While most overseas investors want to make money they also buy property in Australia to assist with plans of migration into the country. They are often also motivated by the need to get their money out of the country they live in because the economy may be too unstable. Australia has a very well established system of property ownership and for foreigners, so even if their property loses value, at least they can be certain they will maintain control of their asset.
From afar they view the Australian property market as a safe haven that has held its feet while global property markets have faltered.
Australia has traditionally had stringent foreign investment laws and although these have been relaxed in recent years buying into new developments is an easy way for foreigners to get a foothold in the market.
Take for example this development (pictured below) on Mt Alexander Road, Flemington in Melbourne’s inner north.

These properties have been marketed to international buyers fetching prices well in excess of $500,000. Once a number of properties have been sold this sets a precedent to determine value of the remaining properties and gives the sales team very powerful tools to market the remaining apartments.
From here the valuers now have data to justify their valuations to the banks to allow funds to be lent against the apartments. The main concern is the valuations have been based on sales to players that are operating under different rules with a range of motivations.
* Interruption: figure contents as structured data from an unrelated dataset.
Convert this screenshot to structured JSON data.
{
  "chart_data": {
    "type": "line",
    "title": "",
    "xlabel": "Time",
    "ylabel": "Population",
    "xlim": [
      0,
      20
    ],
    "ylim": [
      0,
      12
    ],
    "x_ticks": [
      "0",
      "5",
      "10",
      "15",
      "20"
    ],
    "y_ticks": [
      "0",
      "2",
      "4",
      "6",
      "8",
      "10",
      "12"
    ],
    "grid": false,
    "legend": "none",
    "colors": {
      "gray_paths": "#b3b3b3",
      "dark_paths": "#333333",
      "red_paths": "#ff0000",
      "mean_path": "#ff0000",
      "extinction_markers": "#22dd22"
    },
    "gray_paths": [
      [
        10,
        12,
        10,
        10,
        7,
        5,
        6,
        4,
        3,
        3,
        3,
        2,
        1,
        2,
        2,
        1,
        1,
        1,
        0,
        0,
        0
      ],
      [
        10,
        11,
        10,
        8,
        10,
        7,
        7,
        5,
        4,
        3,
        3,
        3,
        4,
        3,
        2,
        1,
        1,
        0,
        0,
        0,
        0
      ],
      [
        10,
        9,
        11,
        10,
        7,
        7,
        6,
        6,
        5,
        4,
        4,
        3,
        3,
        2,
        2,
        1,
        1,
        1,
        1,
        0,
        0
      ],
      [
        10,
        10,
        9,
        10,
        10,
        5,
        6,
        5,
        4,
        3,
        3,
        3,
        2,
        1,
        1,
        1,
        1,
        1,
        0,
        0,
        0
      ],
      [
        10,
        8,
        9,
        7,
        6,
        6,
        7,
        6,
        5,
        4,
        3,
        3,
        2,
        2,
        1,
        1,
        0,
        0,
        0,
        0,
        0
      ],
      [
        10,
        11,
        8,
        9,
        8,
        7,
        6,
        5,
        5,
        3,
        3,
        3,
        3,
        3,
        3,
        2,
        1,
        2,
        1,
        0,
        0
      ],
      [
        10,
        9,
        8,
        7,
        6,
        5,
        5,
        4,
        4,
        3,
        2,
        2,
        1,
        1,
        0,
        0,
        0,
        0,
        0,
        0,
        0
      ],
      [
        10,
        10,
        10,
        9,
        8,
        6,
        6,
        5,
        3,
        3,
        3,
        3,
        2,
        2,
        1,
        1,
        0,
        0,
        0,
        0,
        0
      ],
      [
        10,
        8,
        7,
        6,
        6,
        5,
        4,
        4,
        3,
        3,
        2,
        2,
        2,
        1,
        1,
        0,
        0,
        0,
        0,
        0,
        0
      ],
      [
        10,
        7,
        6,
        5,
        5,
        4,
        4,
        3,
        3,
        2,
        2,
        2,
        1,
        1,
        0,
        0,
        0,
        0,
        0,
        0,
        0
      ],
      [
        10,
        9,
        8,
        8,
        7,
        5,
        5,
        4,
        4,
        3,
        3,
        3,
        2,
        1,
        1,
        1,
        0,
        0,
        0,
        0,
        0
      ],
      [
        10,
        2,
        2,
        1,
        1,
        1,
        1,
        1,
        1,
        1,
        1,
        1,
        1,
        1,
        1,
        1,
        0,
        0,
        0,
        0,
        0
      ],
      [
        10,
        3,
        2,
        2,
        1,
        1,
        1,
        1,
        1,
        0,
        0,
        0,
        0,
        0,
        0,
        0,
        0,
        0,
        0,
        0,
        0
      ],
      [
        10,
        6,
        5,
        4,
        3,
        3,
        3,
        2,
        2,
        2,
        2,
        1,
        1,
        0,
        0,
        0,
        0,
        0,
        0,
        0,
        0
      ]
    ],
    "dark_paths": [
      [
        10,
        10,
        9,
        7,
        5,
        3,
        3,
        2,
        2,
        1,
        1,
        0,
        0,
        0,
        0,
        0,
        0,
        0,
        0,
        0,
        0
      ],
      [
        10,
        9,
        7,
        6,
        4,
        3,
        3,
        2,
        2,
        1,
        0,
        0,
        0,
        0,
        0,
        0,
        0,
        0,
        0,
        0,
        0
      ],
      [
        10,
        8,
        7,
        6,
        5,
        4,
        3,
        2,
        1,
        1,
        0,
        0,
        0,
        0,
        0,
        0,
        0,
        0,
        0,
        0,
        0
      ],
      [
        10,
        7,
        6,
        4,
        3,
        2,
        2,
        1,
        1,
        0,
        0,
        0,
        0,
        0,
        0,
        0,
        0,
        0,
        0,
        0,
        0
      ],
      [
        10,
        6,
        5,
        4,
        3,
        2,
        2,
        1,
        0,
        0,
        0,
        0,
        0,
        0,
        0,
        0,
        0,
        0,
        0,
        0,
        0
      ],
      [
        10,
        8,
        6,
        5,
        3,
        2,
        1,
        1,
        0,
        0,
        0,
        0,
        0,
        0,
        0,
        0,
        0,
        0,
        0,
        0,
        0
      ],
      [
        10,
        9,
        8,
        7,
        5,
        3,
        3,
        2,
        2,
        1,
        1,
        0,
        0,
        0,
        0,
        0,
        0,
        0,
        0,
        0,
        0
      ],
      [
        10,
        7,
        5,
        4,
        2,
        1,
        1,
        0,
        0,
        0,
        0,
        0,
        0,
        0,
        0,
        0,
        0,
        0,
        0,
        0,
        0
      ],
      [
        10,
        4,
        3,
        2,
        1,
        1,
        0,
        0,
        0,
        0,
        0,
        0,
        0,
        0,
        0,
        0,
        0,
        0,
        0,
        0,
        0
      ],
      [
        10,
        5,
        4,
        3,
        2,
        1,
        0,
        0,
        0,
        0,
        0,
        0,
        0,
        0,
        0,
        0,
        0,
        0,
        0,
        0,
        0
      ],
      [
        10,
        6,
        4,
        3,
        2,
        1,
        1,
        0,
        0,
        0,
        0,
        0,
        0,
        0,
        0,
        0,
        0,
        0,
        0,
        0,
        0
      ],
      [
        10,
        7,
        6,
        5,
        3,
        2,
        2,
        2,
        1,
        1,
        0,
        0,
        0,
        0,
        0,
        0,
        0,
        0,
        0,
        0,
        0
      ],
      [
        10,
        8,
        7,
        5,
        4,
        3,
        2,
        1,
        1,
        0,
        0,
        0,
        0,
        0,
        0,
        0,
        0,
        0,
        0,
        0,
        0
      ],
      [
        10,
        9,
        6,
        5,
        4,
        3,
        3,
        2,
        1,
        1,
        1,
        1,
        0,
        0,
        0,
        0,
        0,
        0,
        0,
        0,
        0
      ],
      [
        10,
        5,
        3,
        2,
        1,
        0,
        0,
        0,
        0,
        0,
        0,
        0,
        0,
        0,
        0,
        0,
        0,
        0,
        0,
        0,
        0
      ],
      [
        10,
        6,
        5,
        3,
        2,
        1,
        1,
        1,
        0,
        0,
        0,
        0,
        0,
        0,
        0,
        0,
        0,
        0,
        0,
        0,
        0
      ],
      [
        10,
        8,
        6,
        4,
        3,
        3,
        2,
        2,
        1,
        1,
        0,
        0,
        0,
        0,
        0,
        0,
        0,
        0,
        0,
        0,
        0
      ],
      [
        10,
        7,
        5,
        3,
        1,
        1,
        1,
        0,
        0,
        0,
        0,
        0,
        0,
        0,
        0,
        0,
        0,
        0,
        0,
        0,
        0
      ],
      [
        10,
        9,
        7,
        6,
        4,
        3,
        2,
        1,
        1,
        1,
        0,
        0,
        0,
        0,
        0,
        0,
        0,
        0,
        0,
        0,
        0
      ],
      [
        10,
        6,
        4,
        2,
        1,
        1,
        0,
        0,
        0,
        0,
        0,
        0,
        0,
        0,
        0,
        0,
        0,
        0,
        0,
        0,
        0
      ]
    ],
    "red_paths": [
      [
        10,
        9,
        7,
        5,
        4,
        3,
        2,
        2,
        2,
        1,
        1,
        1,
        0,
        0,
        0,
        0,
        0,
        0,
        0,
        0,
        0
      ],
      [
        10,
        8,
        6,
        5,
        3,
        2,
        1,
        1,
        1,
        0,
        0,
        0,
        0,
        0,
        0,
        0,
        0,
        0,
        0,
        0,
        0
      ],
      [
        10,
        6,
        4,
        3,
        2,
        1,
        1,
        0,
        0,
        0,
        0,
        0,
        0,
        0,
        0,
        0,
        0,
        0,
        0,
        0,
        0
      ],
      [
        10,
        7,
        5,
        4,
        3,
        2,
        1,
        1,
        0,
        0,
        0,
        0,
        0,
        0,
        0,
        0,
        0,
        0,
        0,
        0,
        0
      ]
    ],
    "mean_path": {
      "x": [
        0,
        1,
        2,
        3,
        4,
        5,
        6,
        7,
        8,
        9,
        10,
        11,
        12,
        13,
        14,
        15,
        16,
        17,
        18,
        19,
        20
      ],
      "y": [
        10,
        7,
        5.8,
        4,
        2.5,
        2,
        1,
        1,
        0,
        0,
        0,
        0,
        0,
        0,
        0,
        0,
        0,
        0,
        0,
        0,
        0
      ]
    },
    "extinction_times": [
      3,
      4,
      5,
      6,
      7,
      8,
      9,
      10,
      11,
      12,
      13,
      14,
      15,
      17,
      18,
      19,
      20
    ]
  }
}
As resales of these apartments begin to hit the market we start to see the impact on the investor. The problem is the foreign buyers who are lining up to buy Australian property are not able to compete in the secondary market due to foreign investment restrictions. Further the marketing incentives such as stamp duty savings and rental guarantees are no longer there. As a result the demand is significantly dampened.
The greatest danger an investor faces is the resale of a new property the first time around because the property value must adjust to a true market value.
For example, unit 1213 in this development was purchased in 2010 for $582,500 and while the market conditions where very strong at the time the recent resale price is out of whack with what happened in the broader market. The property sold in late 2012 for $476,000, taking almost a 20% hit on its original sale price.